Attualità
Un caro ricordo di Donatella Tosi Arpino
Conobbi Donatella Tosi Arpino a Grignasco al Centro Studi, come moglie del Dottor Pier Lorenzo Arpino, il fondatore e l’anima dell’Associazione Culturale.
Un caro ricordo di Donatella Tosi Arpino
Sempre elegante e discreta, aiutava e suggeriva, senza mai imporre. Frequentai la sua casa quando entrai nel Consiglio della Rassegna di poesia dialettale Valsesiana intitolata a Pinet Turlo, ed apprezzai la sua ospitalità ed Amicizia. Per Donatella, che amava leggere in modo attento e selettivo, la scrittura era una forma di autoriflessione e di introspezione, che si materializzava in prosa o in poesia. Spesso mi donava dei libri per la Biblioteca di Varallo, accompagnandoli con brevi ed incisivi giudizi.
Donatella Tosi Arpino coronò la sua lunga carriera di insegnante al Liceo Classico D’Adda di Varallo: la sua fu una vera vocazione, dettata dall’amore per i classici trasformato in conoscenza attraverso anni di studio appassionato, sempre rinnovato. La ricordo come dotta e piacevole oratrice alle conferenze dell’Associazione di Cultura Classica, presieduta dalla Professoressa Anita Taraboletti: i temi scelti erano sempre originali e trattati con grande competenza.
Nella conferenza che tenne in occasione del centenario della morte di Giovanni Pascoli, scelse di parlare delle sue opere latine, certamente meno note, ma altrettanto importanti e di grande qualità: sottolineò la straordinaria versatilità del Pascoli come poeta in latino, dovuta alla sua familiarità con le lingue classiche, tale che negli ultimi, travagliati anni della sua vita, nei quali non riusciva più a esprimersi in italiano, utilizzava il latino.
Il poeta, aveva spiegato Donatella, adottava il linguaggio dei poeti nuovi del I sec. a.C., carico di ricercatezze linguistiche e lo stesso latino veniva reinventato, plasmato, piegato, per esprimere una sensibilità diversa. Lei, come insegnante, sentiva fortemente l’attualità e la contemporaneità di una lingua che era tutt’altro che morta, trasmettendo ai suoi studenti il senso dello studio e soprattutto sapeva far comprendere e amare la cultura classica, che è alla base della nostra civiltà.
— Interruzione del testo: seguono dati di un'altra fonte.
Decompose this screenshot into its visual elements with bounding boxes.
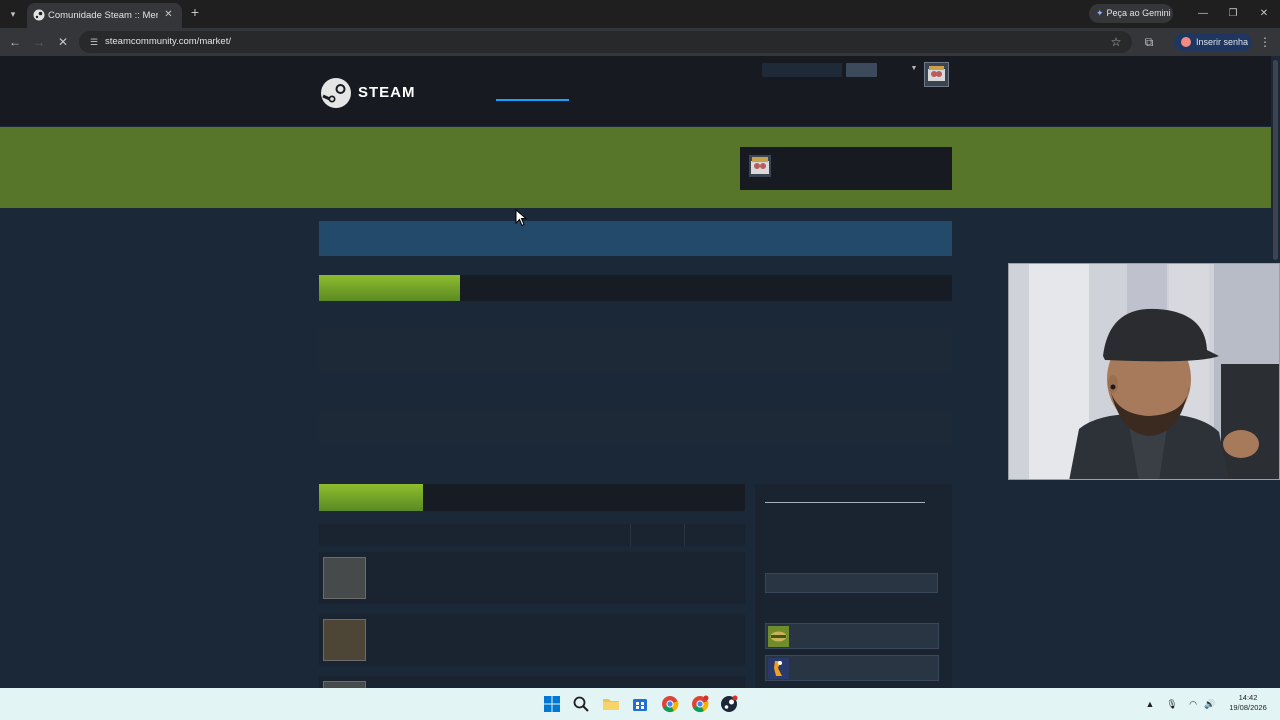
- avatar[interactable]: [924, 62, 949, 87]
- content-block: [319, 410, 952, 443]
- gemini-label: Peça ao Gemini: [1106, 8, 1171, 18]
- avatar[interactable]: [749, 155, 771, 177]
- wifi-icon[interactable]: ◠: [1186, 697, 1200, 711]
- browser-toolbar: ← → ✕ ☰ steamcommunity.com/market/ ☆ ⧉ I…: [0, 28, 1280, 56]
- table-row[interactable]: [319, 676, 745, 688]
- sidebar-game-item[interactable]: [765, 623, 939, 649]
- address-bar[interactable]: ☰ steamcommunity.com/market/ ☆: [79, 31, 1132, 53]
- profile-summary-box[interactable]: [740, 147, 952, 190]
- tab-active[interactable]: [319, 275, 460, 301]
- column-divider: [630, 524, 631, 546]
- webcam-overlay: [1008, 263, 1280, 480]
- star-icon[interactable]: ☆: [1108, 34, 1124, 50]
- tab-title: Comunidade Steam :: Mercado: [48, 10, 158, 21]
- close-window-icon[interactable]: ✕: [1256, 6, 1272, 22]
- windows-taskbar: ▲ 🎙 ◠ 🔊 14:42 19/08/2026: [0, 688, 1280, 720]
- column-divider: [684, 524, 685, 546]
- avatar-art-icon: [751, 157, 769, 174]
- item-thumbnail: [323, 681, 366, 688]
- nav-active-indicator: [496, 99, 569, 101]
- back-icon[interactable]: ←: [7, 34, 23, 50]
- store-icon[interactable]: [631, 695, 649, 713]
- account-name-placeholder[interactable]: [762, 63, 842, 77]
- listings-header: [319, 524, 745, 546]
- chevron-up-icon[interactable]: ▲: [1143, 697, 1157, 711]
- clock-time: 14:42: [1238, 693, 1258, 702]
- sidebar-placeholder[interactable]: [765, 573, 938, 593]
- file-explorer-icon[interactable]: [602, 695, 620, 713]
- minimize-icon[interactable]: —: [1195, 6, 1211, 22]
- stop-icon[interactable]: ✕: [55, 34, 71, 50]
- tab-list-icon[interactable]: ▾: [5, 6, 21, 22]
- microphone-icon[interactable]: 🎙: [1165, 697, 1179, 711]
- password-label: Inserir senha: [1196, 37, 1249, 47]
- clock-date: 19/08/2026: [1229, 703, 1267, 712]
- ask-gemini-button[interactable]: ✦ Peça ao Gemini: [1089, 4, 1173, 23]
- steam-header: STEAM ▼: [0, 56, 1271, 126]
- avatar-art-icon: [928, 66, 945, 81]
- close-icon[interactable]: ✕: [162, 8, 175, 22]
- volume-icon[interactable]: 🔊: [1203, 697, 1217, 711]
- forward-icon[interactable]: →: [31, 34, 47, 50]
- sidebar-game-item[interactable]: [765, 655, 939, 681]
- game-icon: [768, 658, 789, 679]
- market-tabs: [319, 275, 952, 301]
- install-steam-placeholder[interactable]: [846, 63, 877, 77]
- webcam-feed-image: [1009, 264, 1279, 479]
- steam-logo-icon[interactable]: [320, 77, 352, 109]
- browser-tab-active[interactable]: Comunidade Steam :: Mercado ✕: [27, 3, 182, 28]
- chrome-icon[interactable]: [691, 695, 709, 713]
- mouse-cursor-icon: [515, 209, 527, 227]
- table-row[interactable]: [319, 552, 745, 604]
- item-thumbnail: [323, 557, 366, 599]
- extensions-icon[interactable]: ⧉: [1141, 34, 1157, 50]
- browser-tab-bar: ▾ Comunidade Steam :: Mercado ✕ + ✦Peça …: [0, 0, 1280, 28]
- table-row[interactable]: [319, 614, 745, 666]
- chevron-down-icon[interactable]: ▼: [910, 65, 918, 73]
- market-search-bar[interactable]: [319, 221, 952, 256]
- scroll-thumb[interactable]: [1273, 60, 1278, 260]
- steam-favicon: [33, 9, 45, 21]
- key-icon: [1181, 37, 1191, 47]
- market-banner: [0, 127, 1271, 208]
- plus-icon[interactable]: +: [187, 5, 203, 21]
- steam-icon[interactable]: [720, 695, 738, 713]
- item-thumbnail: [323, 619, 366, 661]
- url-text[interactable]: steamcommunity.com/market/: [105, 36, 231, 48]
- market-sidebar: [755, 484, 952, 688]
- sidebar-divider: [765, 502, 925, 503]
- tab-active[interactable]: [319, 484, 423, 511]
- system-clock[interactable]: 14:42 19/08/2026: [1222, 693, 1274, 713]
- listings-tabs: [319, 484, 745, 511]
- windows-start-icon[interactable]: [543, 695, 561, 713]
- search-icon[interactable]: [572, 695, 590, 713]
- chrome-icon[interactable]: [661, 695, 679, 713]
- site-info-icon[interactable]: ☰: [87, 35, 101, 49]
- game-icon: [768, 626, 789, 647]
- menu-icon[interactable]: ⋮: [1257, 34, 1273, 50]
- enter-password-button[interactable]: Inserir senha: [1174, 33, 1252, 51]
- steam-logo-text[interactable]: STEAM: [358, 84, 416, 101]
- content-block: [319, 327, 952, 371]
- restore-icon[interactable]: ❐: [1225, 6, 1241, 22]
- gemini-icon: ✦: [1096, 8, 1104, 18]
“Nei Poemata Christiana, il Pascoli diede voce e volto, carattere e destino a una folla di persone modeste e oscure, di vittime, di bimbi, di schiavi, vissuti a Roma nei primi secoli dell’Impero, testimoni e spesso vittime dello scontro tra il paganesimo ormai esausto e il cristianesimo nascente”: commentò l’opera pascoliana con quella “pietas” che la caratterizzava e che trasfondeva nel suo operato, sempre guidato da un forte senso morale, generato da un’etica senza incrinature.
Negli autori greci e nelle loro scelte e sentimenti, avvertiva le ansie e i problemi dell’uomo moderno: citando i pascoliani Odisseo e Alexandros, faceva emergere la delusione dell’uno che torna nei luoghi del suo viaggio di ritorno a Itaca e li trova profondamente cambiati, e dell’altro che arriva alle terre bagnate dall’Oceano e si accorge che non c’è più nulla da conquistare. Questo senso drammatico della finitezza, del limite, che coglie l’uomo di ogni tempo e in ogni latitudine, in lei era mitigato dalla grande Fede, vissuta sempre in modo dialettico, mai aprioristica, frutto di una conquista dello spirito, concretizzata nell’amore verso il prossimo e nell’aiuto ai bisognosi materialmente, ma soprattutto spiritualmente. Grazie Donatella per il Tuo esempio di coerenza e compostezza.